Весь бычится, аж вены проступают на лбу и шее. У меня перехватывает дыхание и сводит горло от страха. Я не могу произнести ни слова, к горлу подступает горький ком. Что-то происходит вокруг меня, а я не могу даже приподняться, только еле как поворачиваю голову. Не контролирую, как из уголков глаза текут соленые слезы, орошая мои опухшие от натуги щеки. Тяжело дышу, стараясь не проваливаться в беспамятство. Меня держит только мысль о том, что моя девочка может не выжить. Отчаянно молюсь и верю, что все будет хорошо, но с каждой секундой надежды тают. Время течет медленно, но для меня, словно проходят долгие часы.
– Марина Павловна – отличный неонатолог, милая, – пытается подбадривать меня медсестра.
И ее слова возрождают во мне почти угасшую надежду. Шамиль не двигается, только огромной пышущей гневом и агрессией горой стоит надо мной. Не смотрю на него. Все это – его вина. Если бы только все пошло изначально по-другому…
Моя малышка лежит на реанимационном столике, мне видно только ее крошечную ножку. Я бы хотела видеть ее личико, но не уверена, что смогу это все пережить, если ее не станет…
– Не копошись! – кричит пожилая женщина, все это время находившаяся в зале.

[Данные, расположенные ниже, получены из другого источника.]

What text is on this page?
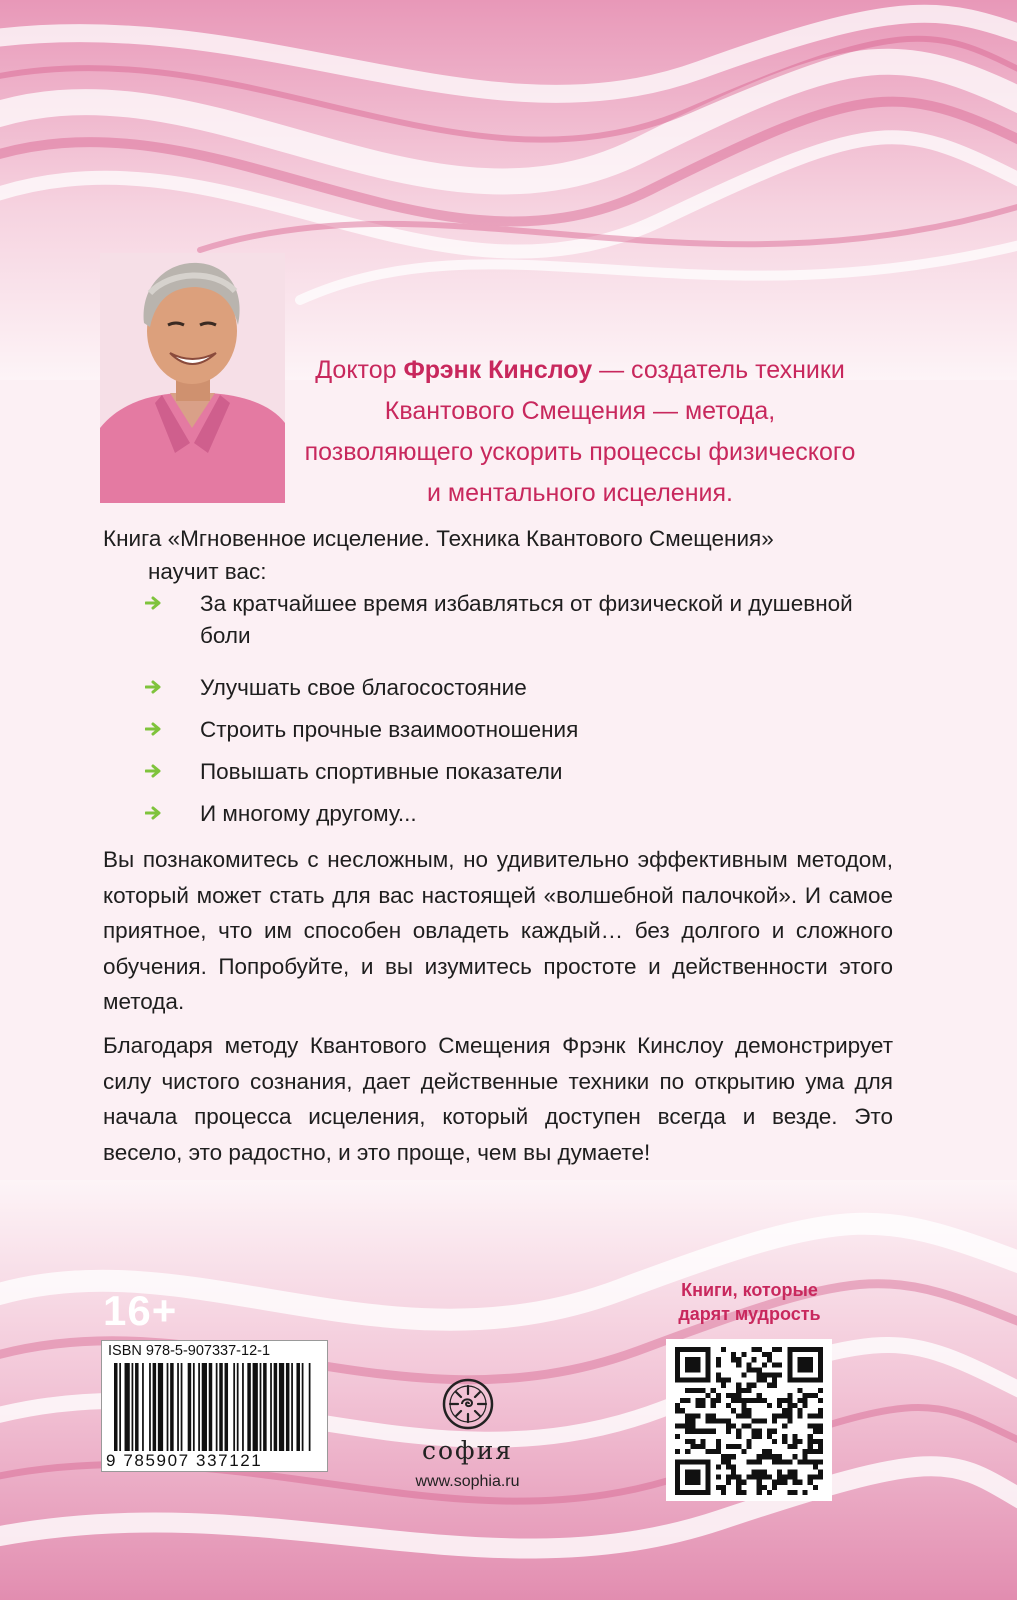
Доктор Фрэнк Кинслоу — создатель техники Квантового Смещения — метода, позволяющего ускорить процессы физического и ментального исцеления.
Книга «Мгновенное исцеление. Техника Квантового Смещения»
научит вас:
За кратчайшее время избавляться от физической и душевной боли
Улучшать свое благосостояние
Строить прочные взаимоотношения
Повышать спортивные показатели
И многому другому...

Вы познакомитесь с несложным, но удивительно эффективным методом, который может стать для вас настоящей «волшебной палочкой». И самое приятное, что им способен овладеть каждый… без долгого и сложного обучения. Попробуйте, и вы изумитесь простоте и действенности этого метода.

Благодаря методу Квантового Смещения Фрэнк Кинслоу демонстрирует силу чистого сознания, дает действенные техники по открытию ума для начала процесса исцеления, который доступен всегда и везде. Это весело, это радостно, и это проще, чем вы думаете!

16+
ISBN 978-5-907337-12-1
9 785907 337121	софия
www.sophia.ru
Книги, которые дарят мудрость
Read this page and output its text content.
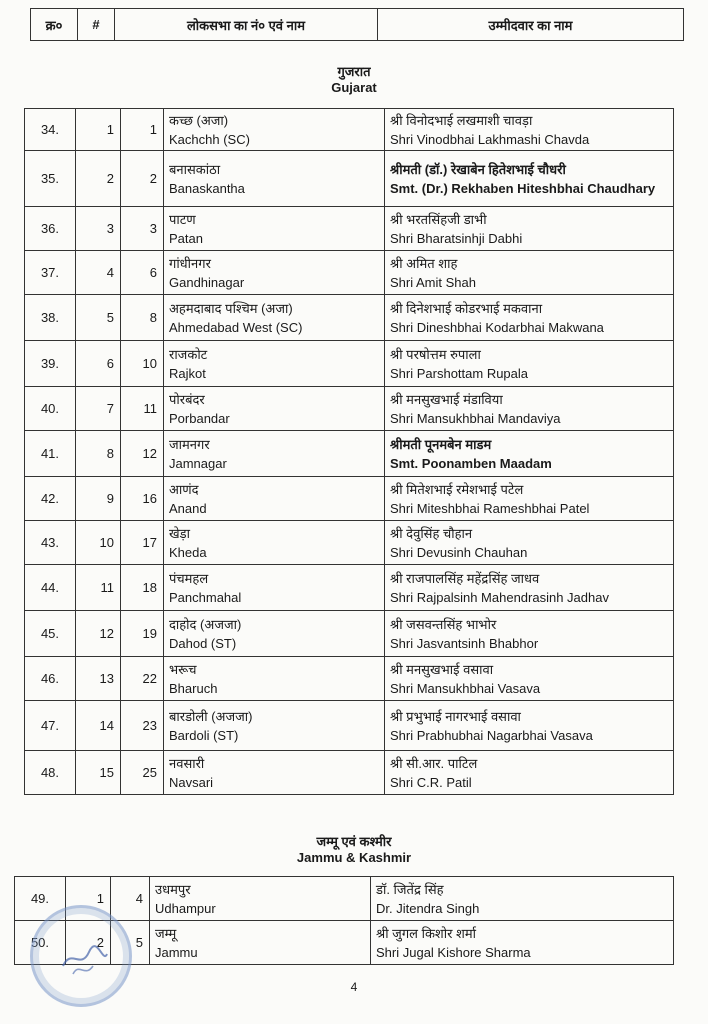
क्र०	#	लोकसभा का नं० एवं नाम	उम्मीदवार का नाम
गुजरात
Gujarat
34.	1	1	कच्छ (अजा)
Kachchh (SC)	श्री विनोदभाई लखमाशी चावड़ा
Shri Vinodbhai Lakhmashi Chavda

35.	2	2	बनासकांठा
Banaskantha	श्रीमती (डॉ.) रेखाबेन हितेशभाई चौधरी
Smt. (Dr.) Rekhaben Hiteshbhai Chaudhary

36.	3	3	पाटण
Patan	श्री भरतसिंहजी डाभी
Shri Bharatsinhji Dabhi

37.	4	6	गांधीनगर
Gandhinagar	श्री अमित शाह
Shri Amit Shah

38.	5	8	अहमदाबाद पश्चिम (अजा)
Ahmedabad West (SC)	श्री दिनेशभाई कोडरभाई मकवाना
Shri Dineshbhai Kodarbhai Makwana

39.	6	10	राजकोट
Rajkot	श्री परषोत्तम रुपाला
Shri Parshottam Rupala

40.	7	11	पोरबंदर
Porbandar	श्री मनसुखभाई मंडाविया
Shri Mansukhbhai Mandaviya

41.	8	12	जामनगर
Jamnagar	श्रीमती पूनमबेन माडम
Smt. Poonamben Maadam

42.	9	16	आणंद
Anand	श्री मितेशभाई रमेशभाई पटेल
Shri Miteshbhai Rameshbhai Patel

43.	10	17	खेड़ा
Kheda	श्री देवुसिंह चौहान
Shri Devusinh Chauhan

44.	11	18	पंचमहल
Panchmahal	श्री राजपालसिंह महेंद्रसिंह जाधव
Shri Rajpalsinh Mahendrasinh Jadhav

45.	12	19	दाहोद (अजजा)
Dahod (ST)	श्री जसवन्तसिंह भाभोर
Shri Jasvantsinh Bhabhor

46.	13	22	भरूच
Bharuch	श्री मनसुखभाई वसावा
Shri Mansukhbhai Vasava

47.	14	23	बारडोली (अजजा)
Bardoli (ST)	श्री प्रभुभाई नागरभाई वसावा
Shri Prabhubhai Nagarbhai Vasava

48.	15	25	नवसारी
Navsari	श्री सी.आर. पाटिल
Shri C.R. Patil
जम्मू एवं कश्मीर
Jammu & Kashmir
49.	1	4	उधमपुर
Udhampur	डॉ. जितेंद्र सिंह
Dr. Jitendra Singh

50.	2	5	जम्मू
Jammu	श्री जुगल किशोर शर्मा
Shri Jugal Kishore Sharma
4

Та самая Марина, про которую говорила ее коллега, догадываюсь по тому, как все послушно бегают и исполняют ее приказы, пока она сама занимается малышом. В этот момент мне почему-то слышно, как размеренно тикают стрелки часов. Странно, в родильном зале их не было…
– Есть дыхание! – восклицает женский голос.
И стук прекращается, словно мне это приснилось.
– Боже, – стону, тяжело дыша.
От облегчения словно исчезает тот груз, что тяжкой ношей прижимал меня к земле, не давая встать с колен. Мужские пальцы обхватывают мою левую ладонь. Я не смотрю на мужчину, но пожимаю руку в ответ. Нет, я не простила его, но сегодня слишком тяжелый день, чтобы иметь силы на борьбу.
– Измеряйте, – говорит кто-то, все вокруг суетятся, но я прикрываю глаза.
И тут слышен стук колес о пол. Резко приподнимаю веки, вижу, что дочь увозят. Открываю рот, но только сиплю.
– Куда ее везут? – с тревогой спрашиваю у Шамиля, как единственное знакомое лицо в этом месте.
Он и сам растерянно смотрит на меня. И я впервые вижу, что он не знает, как повлиять на исход событий. Вот он передо мной, почти что на коленях, а я вместе с ним. Страх родителя за своего ребенка.
– Она будет под круглосуточным наблюдением врачей, в реанимации новорожденных, – старается говорить успокаивающим голосом медсестра, имени которой я так до сих пор и не знаю, – это обычная практика.
– Но она же дышит, – почти что плачу.
Слово «реанимация» вводит меня в бесконтрольную панику, с которой я ничего не могу поделать. Сглатываю комок боли, тру грудину, но страх не утихает, только разрастается до большого шара. У меня темнеет в глазах, я стараюсь держать голову ровно, но в какой-то момент со стуком падаю обратно на кушетку. И перед тем, как провалиться в страшную темноту, последним слышу голос Шамиля.